Fortellix discussed simulators and the fact that a methodology is required to assess the simulator. High fidelity sensor simulation is key. No accepted standard or metrics exists today to correlate sim to real-world gaps. ISO34506 is working on a standard. SAE J3279 has best practices for simulation. ASAM is launching a standard for quantifying simulation quality and EU Reg 2022/1426 has a credibility assessment framework for virtual testing toolchains.


A panel on remote assistance looked at different approaches to tele-operation. The Waymo Driver will request assistance for specific scenarios that are then handled by human operators. For example, moving past emergency vehicles partially blocking lanes. But the Automated Driving System is ultimately responsible for executing or rejecting the remote assistance suggestions. Training andcertifying remote operators is a key for safe operation along with a target for response times. AV systems should always be in control and safe – even if comms fail, for example, Nuro driver will pull over and wait in that case. Autoware has an open source model for remote assistance that has been deployed by multiple users.
Waymo reported that it is the first AV developer to complete third-party audits (by TUV SUD) for its safety case program and remote assistance operations.

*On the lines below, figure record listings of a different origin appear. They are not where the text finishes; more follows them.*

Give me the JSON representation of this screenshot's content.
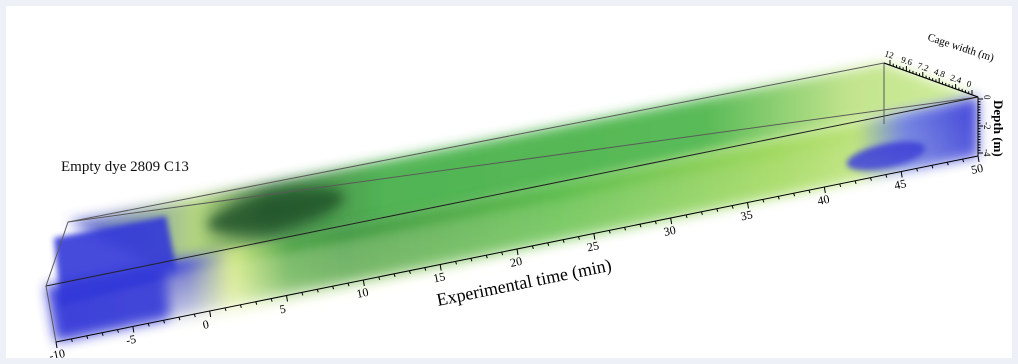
{
  "run_label": "Empty dye 2809 C13",
  "chart_data": {
    "type": "volume-3d",
    "x_axis": {
      "label": "Experimental time (min)",
      "range": [
        -10,
        50
      ],
      "ticks": [
        -10,
        -5,
        0,
        5,
        10,
        15,
        20,
        25,
        30,
        35,
        40,
        45,
        50
      ]
    },
    "y_axis": {
      "label": "Cage width (m)",
      "ticks": [
        "12",
        "9.6",
        "7.2",
        "4.8",
        "2.4",
        "0"
      ]
    },
    "z_axis": {
      "label": "Depth (m)",
      "ticks": [
        "0",
        "-2",
        "-4"
      ]
    },
    "colors": {
      "low": "#2b2fd6",
      "mid": "#26a82c",
      "high": "#1c4a24",
      "edge": "#e6f28a"
    },
    "dye_regions": [
      {
        "from": -10,
        "to": -3,
        "level": "low"
      },
      {
        "from": -3,
        "to": 2,
        "level": "high"
      },
      {
        "from": 2,
        "to": 36,
        "level": "mid"
      },
      {
        "from": 36,
        "to": 42,
        "level": "edge"
      },
      {
        "from": 42,
        "to": 50,
        "level": "low"
      }
    ]
  }
}
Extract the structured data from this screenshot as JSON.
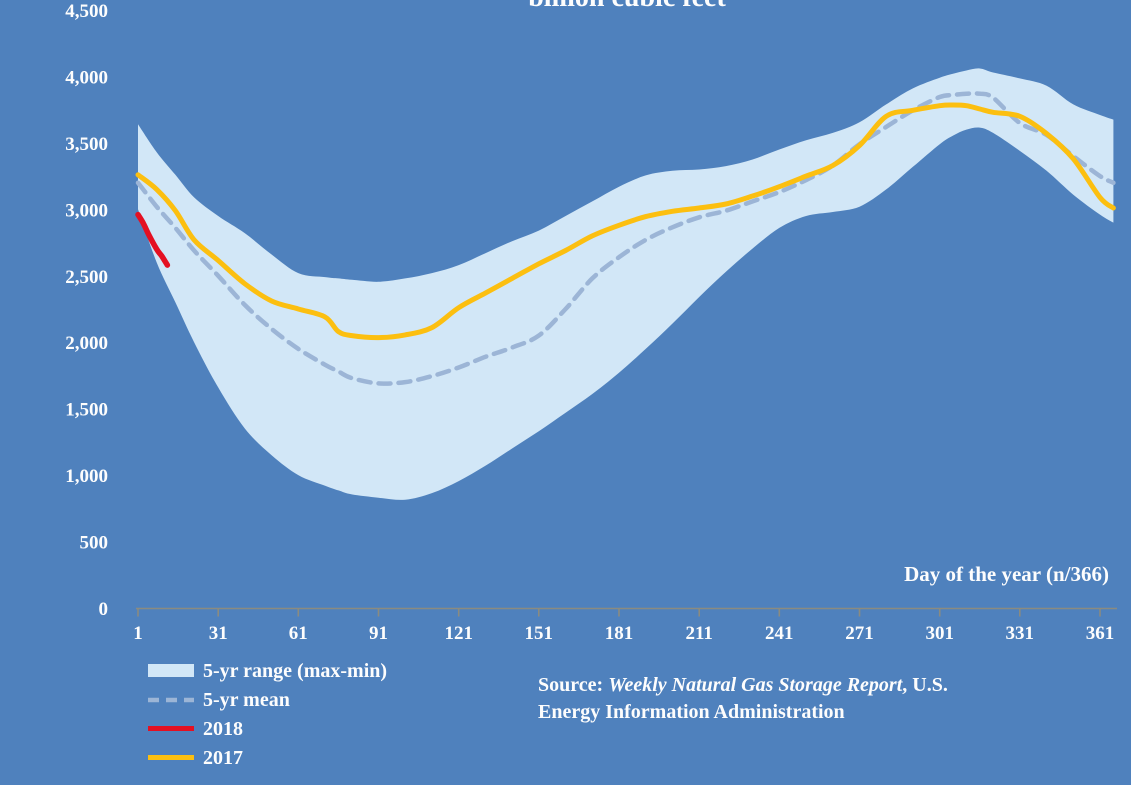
{
  "title_partial": "billion cubic feet",
  "x_axis_label": "Day of the year (n/366)",
  "legend": {
    "range_label": "5-yr range (max-min)",
    "mean_label": "5-yr mean",
    "y2018_label": "2018",
    "y2017_label": "2017"
  },
  "source": {
    "prefix": "Source: ",
    "italic_title": "Weekly Natural Gas Storage Report",
    "suffix": ", U.S.",
    "line2": "Energy Information Administration"
  },
  "colors": {
    "background": "#4f81bd",
    "band": "#d2e7f7",
    "mean": "#9cb5d6",
    "line_2017": "#fcbf10",
    "line_2018": "#e41022",
    "axis": "#8b8b80",
    "text": "#fdfdfd"
  },
  "chart_data": {
    "type": "line",
    "title": "billion cubic feet",
    "xlabel": "Day of the year (n/366)",
    "ylabel": "",
    "xlim": [
      1,
      366
    ],
    "ylim": [
      0,
      4500
    ],
    "grid": false,
    "legend_position": "bottom-left",
    "x_ticks": [
      1,
      31,
      61,
      91,
      121,
      151,
      181,
      211,
      241,
      271,
      301,
      331,
      361
    ],
    "y_tick_values": [
      0,
      500,
      1000,
      1500,
      2000,
      2500,
      3000,
      3500,
      4000,
      4500
    ],
    "y_tick_labels": [
      "0",
      "500",
      "1,000",
      "1,500",
      "2,000",
      "2,500",
      "3,000",
      "3,500",
      "4,000",
      "4,500"
    ],
    "x": [
      1,
      8,
      15,
      22,
      31,
      41,
      51,
      61,
      71,
      76,
      81,
      91,
      101,
      111,
      121,
      131,
      141,
      151,
      161,
      171,
      181,
      191,
      201,
      211,
      221,
      231,
      241,
      251,
      261,
      271,
      281,
      291,
      301,
      306,
      311,
      316,
      321,
      331,
      341,
      351,
      361,
      366
    ],
    "series": [
      {
        "name": "5-yr range max",
        "role": "band-top",
        "values": [
          3640,
          3430,
          3260,
          3090,
          2950,
          2820,
          2660,
          2520,
          2490,
          2480,
          2470,
          2455,
          2480,
          2520,
          2580,
          2670,
          2760,
          2840,
          2950,
          3060,
          3170,
          3255,
          3290,
          3300,
          3325,
          3375,
          3450,
          3520,
          3575,
          3655,
          3790,
          3910,
          3990,
          4020,
          4045,
          4060,
          4030,
          3985,
          3930,
          3790,
          3710,
          3675
        ]
      },
      {
        "name": "5-yr range min",
        "role": "band-bottom",
        "values": [
          3000,
          2600,
          2300,
          2000,
          1660,
          1350,
          1150,
          1000,
          920,
          885,
          855,
          830,
          815,
          865,
          955,
          1070,
          1200,
          1330,
          1470,
          1610,
          1770,
          1950,
          2140,
          2340,
          2530,
          2705,
          2860,
          2950,
          2980,
          3020,
          3150,
          3320,
          3490,
          3555,
          3600,
          3615,
          3575,
          3440,
          3290,
          3110,
          2960,
          2900
        ]
      },
      {
        "name": "5-yr mean",
        "role": "dashed-line",
        "values": [
          3200,
          3020,
          2860,
          2690,
          2500,
          2280,
          2100,
          1950,
          1830,
          1780,
          1730,
          1690,
          1700,
          1745,
          1810,
          1890,
          1960,
          2050,
          2250,
          2480,
          2640,
          2770,
          2865,
          2940,
          2990,
          3060,
          3130,
          3220,
          3330,
          3490,
          3620,
          3745,
          3845,
          3860,
          3870,
          3870,
          3840,
          3650,
          3560,
          3400,
          3250,
          3200
        ]
      },
      {
        "name": "2017",
        "role": "solid-line",
        "values": [
          3260,
          3150,
          2990,
          2770,
          2615,
          2440,
          2310,
          2250,
          2190,
          2080,
          2050,
          2035,
          2055,
          2110,
          2260,
          2370,
          2480,
          2590,
          2690,
          2800,
          2880,
          2945,
          2985,
          3010,
          3040,
          3100,
          3170,
          3250,
          3330,
          3480,
          3700,
          3745,
          3780,
          3785,
          3780,
          3755,
          3730,
          3700,
          3570,
          3380,
          3090,
          3010
        ]
      },
      {
        "name": "2018",
        "role": "solid-line",
        "x": [
          1,
          3,
          5,
          8,
          10,
          12
        ],
        "values": [
          2960,
          2895,
          2810,
          2700,
          2645,
          2580
        ]
      }
    ]
  }
}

An insurance panel discussed how insurers can control risk. Human drivers are insured based on past performance, however for AVs, there is not much accident data to use when writing policies. With no driver, an AV accident becomes a product liability case, with the potential for large jury awards in the US legal system. Pricing polices is a major challenge.
Benchmarking AV accident rates against human drivers is also not as simple as it seems. How do we define “good driving” ? Talking about overall accident rates is not sufficient, we need to look at specific types of accidents (and ODDs) and compare. Failure modes for AVs are different from human drivers. Perception blind spots, gaps in training data, calibration drift. What constitutes sufficient coverage ? Surrogates for accidents such as hard braking, swerving and near crashes can be used, but we need to be careful of how that correlates to actual accidents. Accident reporting also needs to be more granular for L4 vehicles. Over 80% of indicents for human drivers are not “police reportable” but have to be reported for AVs. A minor collision with a curb is very different from hitting a pedestrian. Waymo has driven over 96M miles and has 91% fewer serious injuries and 79% fewer airbag deployments than human drivers. Having passengers wear (rear) seatbelts alone can reduce the risk of serious injuries by 90%.

The Doordash DOT is operational in Phoenix for restaurant deliveries. Restaurant owners benefit because the bot reduces traffic congestion in the neighborhood, and the cool factor increases deliveries. Dashers are still better in certain domains. The bot uses lidars, radar, multiple cameras, plus microphone and ultrasound. It is Nvidia hardware based and uses internally developed software.